TOKYO -- Eyewear prices are rising in Japan as low-end retailers boost lineups of pricier products and high-end retailers offer ritzier services.
The Nikkei recently visited a branch of discount eyewear retailer Jins during a summer sale, which had attracted all types, from middle-aged businessmen in suits to homemakers with children in tow. Despite all the bargains, the average price of glasses at the chain has been rising the past few years.
For the fiscal year through August 2016, the average price of glasses hit an all-time high of 7,400 yen ($68.07), up 19% from the 6,200 yen of 2014, according to the company.
Yasunori Kitagaito, manager of Jins' design group, said a growing number of customers in their 40s and 50s are buying bifocals and other high value-added lenses, pushing up prices.
Customers can purchase frames and add normal lenses at no extra cost, but have to fork over an additional 5,000 yen for bifocals. Jins employee Takaki Kobayashi said customers in their 40s and 50s spend about 40% more than others, since they choose frames that cost around 10,000 yen and request bifocals or other lens options.
Contributing to rising prices has been the company's decision to revise frame pricing. In March, the four-tier price structure of 4,900 yen, 5,900 yen, 7,900 yen and 9,900 yen was changed to a three-tier one, with frames priced at 5,000 yen, 8,000 yen and 12,000 yen.
"The move is to meet the demand of customers who will pay anything for quality products," said Kitagaito.
As of August, the median value of frames sold jumped to 8,000 yen, up from 5,000 yen a few years ago. Increased sales of bifocals are also expected to push up average prices this year.
Eyewear prices are seemingly on the rise across the industry. According to Japan's national consumer price index compiled by the Ministry of Internal Affairs and Communications, eyewear marked year-on-year declines from the start of the 2000s. However, prices began to edge up from fiscal 2014, rising 0.5% in 2016 -- the third straight year of increases.
In the early 2000s, Jins, Zoff and other discount retailers selling glasses for around 5,000 yen dominated the market. These brands, however, are beginning to offer pricier products in expectation of growing demand for bifocals.
High-end retailers are also driving up national averages as they enhance services. A Ginza branch of Four Nines Co., known for its 999.9 brand, has on display at all times more than 1,200 types of glasses in a huge, floor-to-ceiling shelf. Customers can browse the impressive selection much like choosing wines at a wine cellar.
Manager Kazuya Torii said he wants customers to take their time when selecting glasses. The salon even offers private shopping, allowing people to reserve the entire salon -- and staff -- for 90 minutes. In February, the Tuesday-only service was extended to include Saturdays.
The service is free, but private shoppers are required to buy a pair of glasses.

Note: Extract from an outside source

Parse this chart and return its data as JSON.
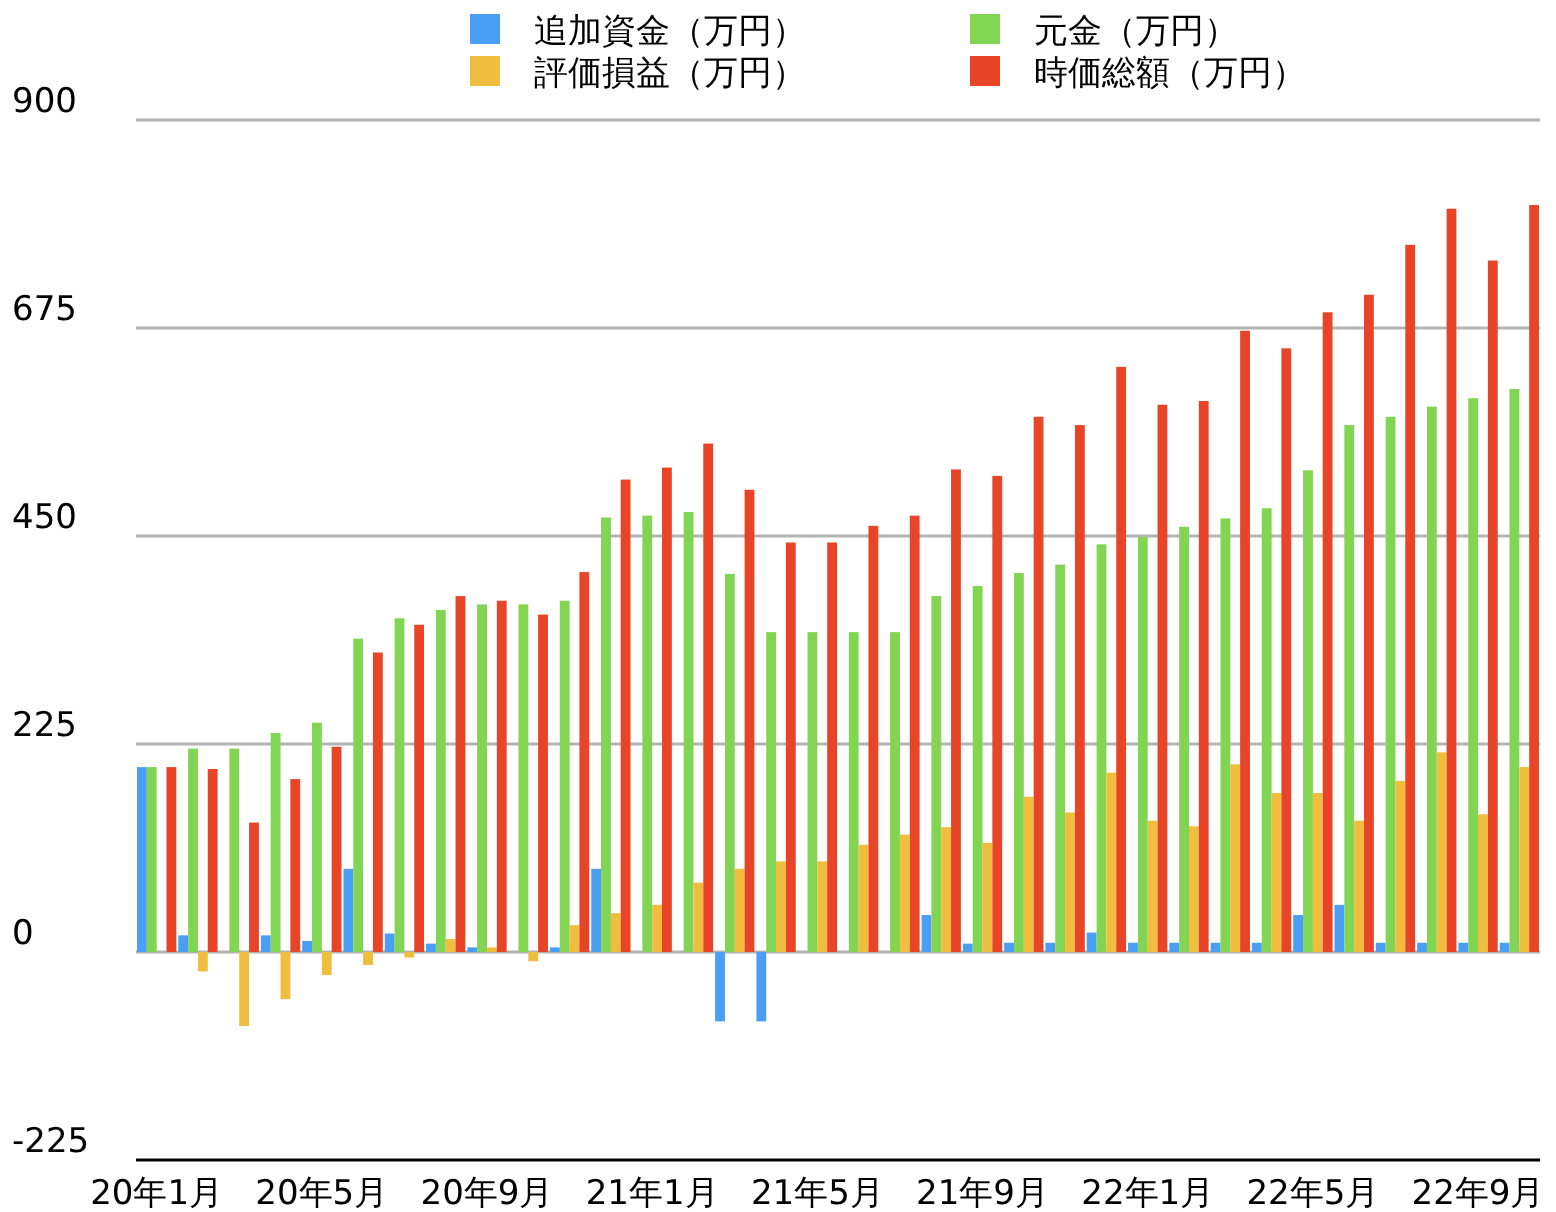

At Four Nines, popular frames go for about 30,000 yen. Adding lenses can push the total to an eye-popping 100,000 yen. But the number of private shoppers has increased by a factor of four to five a month, said Torii.
Soaring demand for bifocals amid Japan's aging population and more consumers for whom price is no concern could keep rejuvenate the once slumping eyeware industry.